14, Maio de 2019
Guerra Fiscal: uma breve análise sobre essa disputa
Em uma rápida busca online, é possível encontrar inúmeros artigos, desde 1996, comentando acerca da chamada guerra fiscal. Vinte e três anos depois, o assunto não poderia ter se mantido mais relevante. Entretanto, o que significa afirmar a existência de uma guerra fiscal em nosso país?
A fim de compreendermos o cerne dessa questão, devemos, primeiramente, assimilar as implicações deste conceito. Otávio Dulci, doutor em Ciência Política, definiu a guerra fiscal da seguinte maneira: “trata-se de um jogo de ações e reações travado entre governos estaduais (e adicionalmente entre governos municipais) com o intuito de atrair investimentos privados ou de retê-los em seus territórios”.
O artigo que apresenta esta definição, intitulado de Guerra Fiscal, Desenvolvimento Desigual e Relações Federativas do Brasil, a despeito de ter sido publicado em 2002, apresenta uma análise que se mantém atual e coerente. Nele, Dulci informa que, apesar de ter se intensificado na década de 1990, esse tipo de competição já fazia parte da história política brasileira desde muito antes — devido a heterogeneidade em nossa economia. Ele aponta também que as mudanças referem-se apenas às circunstâncias que suscitam essa disputa.
Pode-se entender o surgimento da guerra fiscal como um reflexo do movimento de descentralização política — apoiado, de certa forma, pela própria Constituição de 1988 — a fim de conceder mais poder e autonomia aos Estados e Municípios. Exemplo disso é a atribuição, a esses entes federativos, da responsabilidade sobre administração, definição e recolhimento das alíquotas do ICMS. Esses fatos acabaram por ‘limpar o terreno’ para o início da guerra fiscal.
A descentralização, promovida pela própria Constituição, resultou numa descontentamento da União, que se viu perdendo receita, e, por isso, passou a buscar meios de aumentar sua participação no montante tributário do país. Os estados, por sua vez, passaram a competir por oportunidades de desenvolvimento, jogando com as mais variadas cartas, para garantir uma maior arrecadação.

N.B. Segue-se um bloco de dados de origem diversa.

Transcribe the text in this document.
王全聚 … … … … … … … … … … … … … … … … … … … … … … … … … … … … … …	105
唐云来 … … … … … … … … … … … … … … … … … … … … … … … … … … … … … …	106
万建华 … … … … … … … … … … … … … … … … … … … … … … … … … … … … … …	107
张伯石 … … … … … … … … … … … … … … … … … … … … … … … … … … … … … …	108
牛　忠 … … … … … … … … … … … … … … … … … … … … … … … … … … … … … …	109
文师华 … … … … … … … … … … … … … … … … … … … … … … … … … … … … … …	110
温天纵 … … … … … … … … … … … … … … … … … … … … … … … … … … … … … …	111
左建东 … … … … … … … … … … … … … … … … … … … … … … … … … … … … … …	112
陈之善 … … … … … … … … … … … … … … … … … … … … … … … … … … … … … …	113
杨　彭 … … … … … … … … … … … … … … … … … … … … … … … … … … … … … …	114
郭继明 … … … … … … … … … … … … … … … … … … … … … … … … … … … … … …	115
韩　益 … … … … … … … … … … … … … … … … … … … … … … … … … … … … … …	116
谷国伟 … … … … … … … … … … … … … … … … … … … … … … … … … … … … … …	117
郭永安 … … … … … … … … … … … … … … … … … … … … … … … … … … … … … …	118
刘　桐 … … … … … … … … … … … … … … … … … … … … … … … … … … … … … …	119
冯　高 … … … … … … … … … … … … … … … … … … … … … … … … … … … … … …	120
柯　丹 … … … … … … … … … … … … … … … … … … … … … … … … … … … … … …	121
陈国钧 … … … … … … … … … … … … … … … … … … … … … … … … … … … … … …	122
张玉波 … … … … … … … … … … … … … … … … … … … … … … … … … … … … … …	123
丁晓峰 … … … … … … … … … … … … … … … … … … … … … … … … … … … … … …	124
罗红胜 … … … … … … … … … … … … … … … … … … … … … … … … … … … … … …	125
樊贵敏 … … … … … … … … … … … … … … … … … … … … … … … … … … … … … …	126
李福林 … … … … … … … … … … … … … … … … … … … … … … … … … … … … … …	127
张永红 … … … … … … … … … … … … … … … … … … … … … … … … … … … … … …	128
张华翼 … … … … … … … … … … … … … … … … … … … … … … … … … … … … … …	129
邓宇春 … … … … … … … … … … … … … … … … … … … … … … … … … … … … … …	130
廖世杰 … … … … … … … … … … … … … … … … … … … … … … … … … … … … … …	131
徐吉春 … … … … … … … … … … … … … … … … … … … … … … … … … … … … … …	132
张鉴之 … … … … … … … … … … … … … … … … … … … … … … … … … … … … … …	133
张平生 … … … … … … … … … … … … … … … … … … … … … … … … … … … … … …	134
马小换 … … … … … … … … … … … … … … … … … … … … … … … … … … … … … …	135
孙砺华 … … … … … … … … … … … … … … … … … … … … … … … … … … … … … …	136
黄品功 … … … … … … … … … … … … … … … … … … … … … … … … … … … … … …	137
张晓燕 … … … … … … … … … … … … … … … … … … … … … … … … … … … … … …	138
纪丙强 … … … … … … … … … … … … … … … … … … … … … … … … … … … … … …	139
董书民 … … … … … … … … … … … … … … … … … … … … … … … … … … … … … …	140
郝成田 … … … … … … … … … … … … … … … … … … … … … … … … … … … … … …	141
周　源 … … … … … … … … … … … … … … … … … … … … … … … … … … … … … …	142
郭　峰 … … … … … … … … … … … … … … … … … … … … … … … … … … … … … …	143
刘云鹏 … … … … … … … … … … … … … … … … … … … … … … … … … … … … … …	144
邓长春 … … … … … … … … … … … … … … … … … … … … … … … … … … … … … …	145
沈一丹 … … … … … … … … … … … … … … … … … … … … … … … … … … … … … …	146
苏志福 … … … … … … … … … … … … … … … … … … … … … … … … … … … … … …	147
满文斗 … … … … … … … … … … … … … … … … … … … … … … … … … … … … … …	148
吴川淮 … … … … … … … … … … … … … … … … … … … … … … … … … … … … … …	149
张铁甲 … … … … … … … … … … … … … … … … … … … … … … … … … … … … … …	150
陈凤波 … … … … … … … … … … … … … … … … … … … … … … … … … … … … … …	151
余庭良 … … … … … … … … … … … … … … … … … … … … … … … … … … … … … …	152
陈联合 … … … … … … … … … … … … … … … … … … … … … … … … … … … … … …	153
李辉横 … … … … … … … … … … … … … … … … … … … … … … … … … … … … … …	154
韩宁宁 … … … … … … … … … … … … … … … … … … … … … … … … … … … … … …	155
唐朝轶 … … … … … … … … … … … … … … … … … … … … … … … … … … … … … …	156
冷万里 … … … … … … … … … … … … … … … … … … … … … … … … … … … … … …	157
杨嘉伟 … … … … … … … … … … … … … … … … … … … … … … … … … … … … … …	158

Porém, a situação se agrava quando, também nos anos 1990, abrimos a nossa economia para integração com o cenário global. A chegada de grandes companhias internacionais que pretendiam investir em nosso território acirrou a disputa entre os estados, que agora lutariam para atrair o interesse das indústrias estrangeiras, em busca de serem escolhidos para abrigar os melhores e mais ousados projetos.
Por questões de estratégias de mercado, alguns estados se destacavam aos olhos dos investidores estrangeiros. Então, a fim de evitar a centralização dessas empresas em apenas uma única área, os demais estados passaram a aplicar uma tática de concessão de incentivos fiscais. Numa espécie de leilão, cada governo oferecia as vantagens financeiras de que podia dispor, apenas para obter a atenção das grandes companhias para si. Redução nas alíquotas de impostos, nos custos de alocação e regularização da empresa, etc.: tudo valia para conquistar uma multinacional para a sua federação.
Se analisarmos as ocorrências recentes, perceberemos que o contexto praticamente não se alterou. Os estados permanecem ferrenhamente empenhados em sobrepujar-se uns aos outros, garantindo assim, mais visibilidade, e, consequentemente, o aumento de suas rendas.
De tal forma, criam-se e alteram-se inúmeras normas em nossa legislação, a fim de abarcar todos os novos programas de incentivos fiscais e medidas para impulsionar o desenvolvimento econômico.
Obviamente, essas iniciativas têm os seus pontos positivos. A instalação de uma empresa numa região, por exemplo, gera empregos, fornece renda às famílias e proporciona movimento à economia, fazendo toda aquela área crescer. Contudo, os efeitos problemáticos dessa guerra fiscal podem não compensar suas vantagens.
Diante dos prejuízos gerados, o contribuinte nacional acaba por ser o mais afetado. Tendo de lidar com diferenças legais entre as federações que, muitas vezes, impactam no transporte e comercialização de seus produtos, encarecendo os custos de manutenção do negócio. As empresas internacionais, em contrapartida, são as mais beneficiadas, podendo usufruir dos melhores incentivos.
Prova-se assim o quão profundas são as feridas no âmbito tributário nacional; bem como se explica o porquê do tremendo caos fiscal com que lidam os brasileiros.
É preciso pesar todos os fatores desse complexo contexto numa balança, a fim de mensurar o quanto, de fato, se perde e se ganha, diante dos efeitos dessa disputa. Apenas assim será possível estudar e desenvolver novas medidas para corrigir as principais falhas em nosso sistema tributário, provendo melhorias que valorizem, e assertivamente, incentivem o empreendedorismo — quer seja nacional, ou não — de forma equilibrada e eficiente.